Re: [RFC PATCH 0/6] drm/sched: Avoid memory leaks by canceling job-by-job

From: Tvrtko Ursulin
Date: Tue Jun 03 2025 - 08:28:15 EST



On 03/06/2025 10:31, Philipp Stanner wrote:
An alternative version to [1], based on Tvrtko's suggestion from [2].

I tested this for Nouveau. Works.

I'm having, however, bigger problems properly porting the unit tests and
have seen various explosions. In the process I noticed that some things
in the unit tests aren't right and a bit of a larger rework will be
necessary (for example, the timedout job callback must signal the
timedout fence, remove it from the list and so on).

General approach I follow when implementing any mock component is to implement only as much is needed for a test to pass. Only add more and rework when a test/functionality is added which requires it.

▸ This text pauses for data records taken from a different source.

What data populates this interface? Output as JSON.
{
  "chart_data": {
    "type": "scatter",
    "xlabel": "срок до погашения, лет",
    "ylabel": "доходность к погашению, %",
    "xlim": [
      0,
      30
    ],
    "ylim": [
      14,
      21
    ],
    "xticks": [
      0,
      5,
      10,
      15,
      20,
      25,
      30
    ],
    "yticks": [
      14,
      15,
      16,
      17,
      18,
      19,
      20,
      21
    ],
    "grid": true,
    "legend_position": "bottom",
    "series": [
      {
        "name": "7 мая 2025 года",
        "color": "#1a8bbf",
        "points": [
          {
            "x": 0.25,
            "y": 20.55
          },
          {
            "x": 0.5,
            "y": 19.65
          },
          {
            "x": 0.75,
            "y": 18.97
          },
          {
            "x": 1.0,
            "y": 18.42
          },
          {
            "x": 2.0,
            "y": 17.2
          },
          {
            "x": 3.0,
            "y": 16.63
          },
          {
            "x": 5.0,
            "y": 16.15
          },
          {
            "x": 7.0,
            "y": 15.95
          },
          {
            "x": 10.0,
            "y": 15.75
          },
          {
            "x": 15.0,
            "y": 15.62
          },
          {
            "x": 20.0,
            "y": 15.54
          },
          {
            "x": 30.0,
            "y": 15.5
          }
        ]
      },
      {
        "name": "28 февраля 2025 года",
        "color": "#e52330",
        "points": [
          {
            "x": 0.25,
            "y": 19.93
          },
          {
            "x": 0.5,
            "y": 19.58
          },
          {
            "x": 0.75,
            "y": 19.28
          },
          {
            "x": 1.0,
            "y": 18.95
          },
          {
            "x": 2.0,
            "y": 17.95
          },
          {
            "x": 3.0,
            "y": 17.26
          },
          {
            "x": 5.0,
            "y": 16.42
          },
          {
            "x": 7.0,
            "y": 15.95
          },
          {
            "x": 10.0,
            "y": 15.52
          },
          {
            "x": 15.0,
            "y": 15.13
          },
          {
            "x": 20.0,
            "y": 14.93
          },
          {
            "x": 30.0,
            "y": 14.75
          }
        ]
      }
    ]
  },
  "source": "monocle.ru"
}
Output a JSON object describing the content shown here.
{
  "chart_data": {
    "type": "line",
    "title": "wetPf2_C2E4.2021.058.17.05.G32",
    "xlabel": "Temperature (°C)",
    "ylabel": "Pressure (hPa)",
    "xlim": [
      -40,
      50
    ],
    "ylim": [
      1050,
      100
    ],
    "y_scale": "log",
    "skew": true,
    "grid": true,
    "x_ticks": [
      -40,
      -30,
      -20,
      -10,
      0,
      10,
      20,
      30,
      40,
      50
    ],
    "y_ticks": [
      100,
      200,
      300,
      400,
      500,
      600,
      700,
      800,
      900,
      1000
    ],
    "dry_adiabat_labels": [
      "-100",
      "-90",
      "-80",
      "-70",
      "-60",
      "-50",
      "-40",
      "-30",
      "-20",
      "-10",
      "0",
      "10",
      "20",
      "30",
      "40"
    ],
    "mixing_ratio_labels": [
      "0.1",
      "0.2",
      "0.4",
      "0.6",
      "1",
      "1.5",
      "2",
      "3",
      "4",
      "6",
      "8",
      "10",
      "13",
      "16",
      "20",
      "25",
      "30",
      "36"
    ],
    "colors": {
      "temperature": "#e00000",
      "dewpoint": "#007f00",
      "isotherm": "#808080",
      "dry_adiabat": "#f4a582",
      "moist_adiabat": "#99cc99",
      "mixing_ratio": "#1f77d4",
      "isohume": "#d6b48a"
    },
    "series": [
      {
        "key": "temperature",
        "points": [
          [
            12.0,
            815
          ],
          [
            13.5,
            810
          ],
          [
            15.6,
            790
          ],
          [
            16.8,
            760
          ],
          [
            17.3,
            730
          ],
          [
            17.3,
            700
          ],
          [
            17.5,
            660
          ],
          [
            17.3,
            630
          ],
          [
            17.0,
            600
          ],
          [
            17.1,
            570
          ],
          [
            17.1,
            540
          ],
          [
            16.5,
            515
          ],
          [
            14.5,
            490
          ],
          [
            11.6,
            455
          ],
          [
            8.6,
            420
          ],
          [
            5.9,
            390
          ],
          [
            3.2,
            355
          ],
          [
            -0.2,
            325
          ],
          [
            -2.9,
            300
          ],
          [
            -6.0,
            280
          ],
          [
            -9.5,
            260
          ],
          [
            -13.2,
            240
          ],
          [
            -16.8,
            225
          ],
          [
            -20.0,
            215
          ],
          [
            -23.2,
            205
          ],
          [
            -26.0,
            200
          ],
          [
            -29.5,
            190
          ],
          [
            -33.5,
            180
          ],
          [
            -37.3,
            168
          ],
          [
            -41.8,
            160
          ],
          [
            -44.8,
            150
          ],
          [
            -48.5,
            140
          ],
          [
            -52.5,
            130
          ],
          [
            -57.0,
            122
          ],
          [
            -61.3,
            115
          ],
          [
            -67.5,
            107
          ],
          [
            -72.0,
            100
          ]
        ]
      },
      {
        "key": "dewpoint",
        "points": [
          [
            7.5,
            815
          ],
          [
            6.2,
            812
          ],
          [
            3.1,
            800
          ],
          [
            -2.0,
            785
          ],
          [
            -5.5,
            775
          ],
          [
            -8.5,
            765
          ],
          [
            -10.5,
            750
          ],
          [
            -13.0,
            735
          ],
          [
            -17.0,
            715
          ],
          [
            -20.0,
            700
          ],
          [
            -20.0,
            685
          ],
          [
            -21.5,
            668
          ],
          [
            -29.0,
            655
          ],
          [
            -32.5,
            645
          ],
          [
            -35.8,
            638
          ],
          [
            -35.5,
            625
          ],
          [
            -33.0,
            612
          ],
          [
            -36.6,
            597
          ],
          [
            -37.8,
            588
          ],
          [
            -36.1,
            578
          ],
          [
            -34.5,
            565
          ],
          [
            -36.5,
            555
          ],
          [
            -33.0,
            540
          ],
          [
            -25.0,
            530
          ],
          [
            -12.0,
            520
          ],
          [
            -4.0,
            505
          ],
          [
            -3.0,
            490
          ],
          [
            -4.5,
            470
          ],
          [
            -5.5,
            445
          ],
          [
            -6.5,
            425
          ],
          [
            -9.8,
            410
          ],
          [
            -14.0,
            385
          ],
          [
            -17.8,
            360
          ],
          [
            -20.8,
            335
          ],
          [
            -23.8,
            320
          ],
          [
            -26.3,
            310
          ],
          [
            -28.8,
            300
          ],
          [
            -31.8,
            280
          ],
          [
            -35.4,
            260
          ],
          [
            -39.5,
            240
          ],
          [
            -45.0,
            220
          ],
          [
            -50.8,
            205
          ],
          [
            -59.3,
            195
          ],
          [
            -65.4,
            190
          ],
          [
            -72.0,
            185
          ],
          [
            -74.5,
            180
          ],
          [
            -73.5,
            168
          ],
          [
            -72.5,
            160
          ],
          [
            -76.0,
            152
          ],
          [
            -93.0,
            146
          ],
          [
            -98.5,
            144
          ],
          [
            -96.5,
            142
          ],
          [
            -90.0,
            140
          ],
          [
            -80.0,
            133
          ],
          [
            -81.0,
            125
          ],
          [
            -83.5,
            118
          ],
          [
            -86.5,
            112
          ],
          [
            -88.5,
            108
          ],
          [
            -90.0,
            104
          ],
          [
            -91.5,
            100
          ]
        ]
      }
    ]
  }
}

Specifically for timedout callback signaling I see that I had exactly that added in the patch you linked as [2].
> Anyways. Please comment on the general idea.

I am obviously okay with it. :) Especially now that you verified it works well for nouveau.

What I am not that ecstatic about is only getting the Suggested-by credit in 1/6. Given it is basically my patch with some cosmetic changes like the kernel doc and the cancel loop extracted to a helper.

@Tvrtko: As briefly brainstormed about on IRC, if you'd be willing to
take care of the unit tests patch, I could remove that one (and,
maaaaybe, the warning print patch) from the series and we could merge
this RFC's successor version %N once it's ready. What do you think?

Okay in principle but the first thing I would suggest you could try is to take my unit tests adaptations from [2] verbatim. Benefit of keeping everything in one series is more confidence we are merging a solid thing. But I can take it on myself as a follow up too if you want.

Regards,

Tvrtko


P.

[1] https://lore.kernel.org/dri-devel/20250522082742.148191-2-phasta@xxxxxxxxxx/
[2] https://lore.kernel.org/dri-devel/20250418113211.69956-1-tvrtko.ursulin@xxxxxxxxxx/

Philipp Stanner (6):
drm/sched: Avoid memory leaks with cancel_job() callback
drm/sched/tests: Implement cancel_job()
drm/sched: Warn if pending list is not empty
drm/nouveau: Make fence container helper usable driver-wide
drm/nouveau: Add new callback for scheduler teardown
drm/nouveau: Remove waitque for sched teardown

drivers/gpu/drm/nouveau/nouveau_fence.c | 35 +++++----
drivers/gpu/drm/nouveau/nouveau_fence.h | 7 ++
drivers/gpu/drm/nouveau/nouveau_sched.c | 35 +++++----
drivers/gpu/drm/nouveau/nouveau_sched.h | 9 +--
drivers/gpu/drm/nouveau/nouveau_uvmm.c | 8 +--
drivers/gpu/drm/scheduler/sched_main.c | 37 ++++++----
.../gpu/drm/scheduler/tests/mock_scheduler.c | 71 +++++++------------
drivers/gpu/drm/scheduler/tests/sched_tests.h | 4 +-
include/drm/gpu_scheduler.h | 9 +++
9 files changed, 115 insertions(+), 100 deletions(-)